North Korean ‘Lazarus Group’ reportedly behind Ronin Bridge hack 

Temitope Akintade
*An ETH address implicated in the Ronin Hack has been attributed to the Lazarus Group, a cybercrime group affiliated with North Korea

Two weeks ago, we reported the Ronin Bridge Hack that resulted in the theft of more than $615 million in cryptocurrency. Now, a North Korean hacking group called ‘Lazarus’ has been linked with the crypto industry’s largest-ever hack, according to blockchain analytics firm, Chainalysis.

Since the incident in late March, the Ronin team has been working closely with both the US Government and Chainalysis to identify the culprits.

Chainalysis noted yesterday in a Twitter thread that the United States Department of Treasury’s Office of Foreign Assets Control updated its Specially Designated Nationals and Blocked Persons’ List with an Ethereum address attributed to the Lazarus Group.

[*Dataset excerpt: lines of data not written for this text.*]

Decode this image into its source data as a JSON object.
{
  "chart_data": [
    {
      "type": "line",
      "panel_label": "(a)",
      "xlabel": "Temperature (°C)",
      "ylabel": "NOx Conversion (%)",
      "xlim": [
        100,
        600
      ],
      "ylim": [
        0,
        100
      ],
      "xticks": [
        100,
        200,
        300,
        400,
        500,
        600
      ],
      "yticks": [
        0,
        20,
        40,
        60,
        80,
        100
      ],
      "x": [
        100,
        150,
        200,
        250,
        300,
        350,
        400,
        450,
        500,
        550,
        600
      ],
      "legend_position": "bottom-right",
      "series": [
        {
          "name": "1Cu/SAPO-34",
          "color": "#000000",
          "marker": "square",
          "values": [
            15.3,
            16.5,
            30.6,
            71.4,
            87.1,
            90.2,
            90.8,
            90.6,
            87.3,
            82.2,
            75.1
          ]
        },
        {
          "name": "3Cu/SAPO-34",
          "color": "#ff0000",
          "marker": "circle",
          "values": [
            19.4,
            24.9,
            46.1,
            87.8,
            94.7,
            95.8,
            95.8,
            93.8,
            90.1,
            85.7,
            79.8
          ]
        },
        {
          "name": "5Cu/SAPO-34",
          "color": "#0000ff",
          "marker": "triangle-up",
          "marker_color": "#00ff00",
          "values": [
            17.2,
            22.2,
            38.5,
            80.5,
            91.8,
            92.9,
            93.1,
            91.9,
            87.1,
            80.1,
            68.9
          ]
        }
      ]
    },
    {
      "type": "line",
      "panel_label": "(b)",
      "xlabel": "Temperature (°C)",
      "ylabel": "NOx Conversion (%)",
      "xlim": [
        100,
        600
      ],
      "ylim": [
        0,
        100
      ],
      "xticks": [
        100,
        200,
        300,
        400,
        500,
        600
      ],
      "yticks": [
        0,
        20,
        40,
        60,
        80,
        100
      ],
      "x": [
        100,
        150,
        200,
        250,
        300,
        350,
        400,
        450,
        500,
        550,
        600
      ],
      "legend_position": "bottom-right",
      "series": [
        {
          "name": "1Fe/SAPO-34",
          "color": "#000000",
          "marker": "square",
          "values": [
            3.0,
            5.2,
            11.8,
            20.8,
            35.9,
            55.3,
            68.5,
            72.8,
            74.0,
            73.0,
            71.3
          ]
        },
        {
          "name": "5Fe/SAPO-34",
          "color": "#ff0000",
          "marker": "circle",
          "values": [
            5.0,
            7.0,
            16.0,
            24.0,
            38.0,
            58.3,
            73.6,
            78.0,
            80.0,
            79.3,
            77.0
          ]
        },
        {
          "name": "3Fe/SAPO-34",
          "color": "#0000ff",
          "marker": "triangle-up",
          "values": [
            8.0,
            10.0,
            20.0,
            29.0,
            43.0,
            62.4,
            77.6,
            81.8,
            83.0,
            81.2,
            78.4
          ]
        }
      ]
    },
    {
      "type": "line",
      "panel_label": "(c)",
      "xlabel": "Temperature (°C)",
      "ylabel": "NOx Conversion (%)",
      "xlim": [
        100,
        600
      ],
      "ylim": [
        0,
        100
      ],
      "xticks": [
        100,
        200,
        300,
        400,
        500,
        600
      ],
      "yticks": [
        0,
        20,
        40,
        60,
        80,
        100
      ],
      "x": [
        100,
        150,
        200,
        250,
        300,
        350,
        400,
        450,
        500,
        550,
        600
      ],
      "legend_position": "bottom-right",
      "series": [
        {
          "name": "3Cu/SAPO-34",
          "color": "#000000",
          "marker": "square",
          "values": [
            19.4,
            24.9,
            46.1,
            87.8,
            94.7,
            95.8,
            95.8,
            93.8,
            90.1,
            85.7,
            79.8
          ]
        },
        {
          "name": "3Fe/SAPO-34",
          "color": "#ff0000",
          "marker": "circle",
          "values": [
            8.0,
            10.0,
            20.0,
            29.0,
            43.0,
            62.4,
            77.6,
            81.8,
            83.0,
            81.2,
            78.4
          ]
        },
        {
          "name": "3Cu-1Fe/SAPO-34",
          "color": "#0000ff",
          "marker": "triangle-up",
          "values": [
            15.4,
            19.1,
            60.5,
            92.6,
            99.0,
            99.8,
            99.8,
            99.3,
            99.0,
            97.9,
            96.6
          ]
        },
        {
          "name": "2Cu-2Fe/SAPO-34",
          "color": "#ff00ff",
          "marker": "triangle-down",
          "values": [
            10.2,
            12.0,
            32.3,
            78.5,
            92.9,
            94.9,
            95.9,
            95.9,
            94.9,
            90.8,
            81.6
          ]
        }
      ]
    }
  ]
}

The implicated address – 0x098B716B8Aaf21512996dC57EB0615e2383E2f96- is known to have been connected to the hack. The aforementioned address received 173,600 ETH and 25.5 million USDC tokens. At press time, the address holds $445 million worth of Ether. 

That address was involved in the Ronin hack, having received 173,600 ETH and 25.5 million USDC from the Ronin Bridge smart contract during the attack.

Chainalysis reported

This confirms that the group was behind the Ronin Bridge hack on March 23.

In early January, Chainalysis reported that North Korean hackers had stolen $400 million in crypto last year, with Ethereum accounting for the majority of the sum. Lazarus Group, which has been tied to North Korea’s primary intelligence bureau, was responsible for most of the attacks.

According to Bloomberg, the Kim Jong Un regime uses its stolen crypto to maintain its nuclear and ballistic missile programs.

Source: Vox.com

Apart from crypto companies, Lazarus Group has also attacked film studio Sony Pictures in 2014, the central bank of Bangladesh, and pharmaceutical companies. It was also behind the WannaCry cyberattack that affected roughly 200,000 computers around the world.     

Chainalysis emphasised the need to understand how North Korean actors utilise crypto for illicit purposes. The blockchain security company further warned of a need for improved security on decentralised finance protocols. The firm concluded by writing that it had updated all of its products to include the Lazarus Group’s ETH address in its Sanctions category.

Earlier in April, approximately a week after the historic attack, Sky Mavis, the developer behind Axie Infinity, raised $150 million in a round led by Binance to reimburse some of those who lost money in the hack.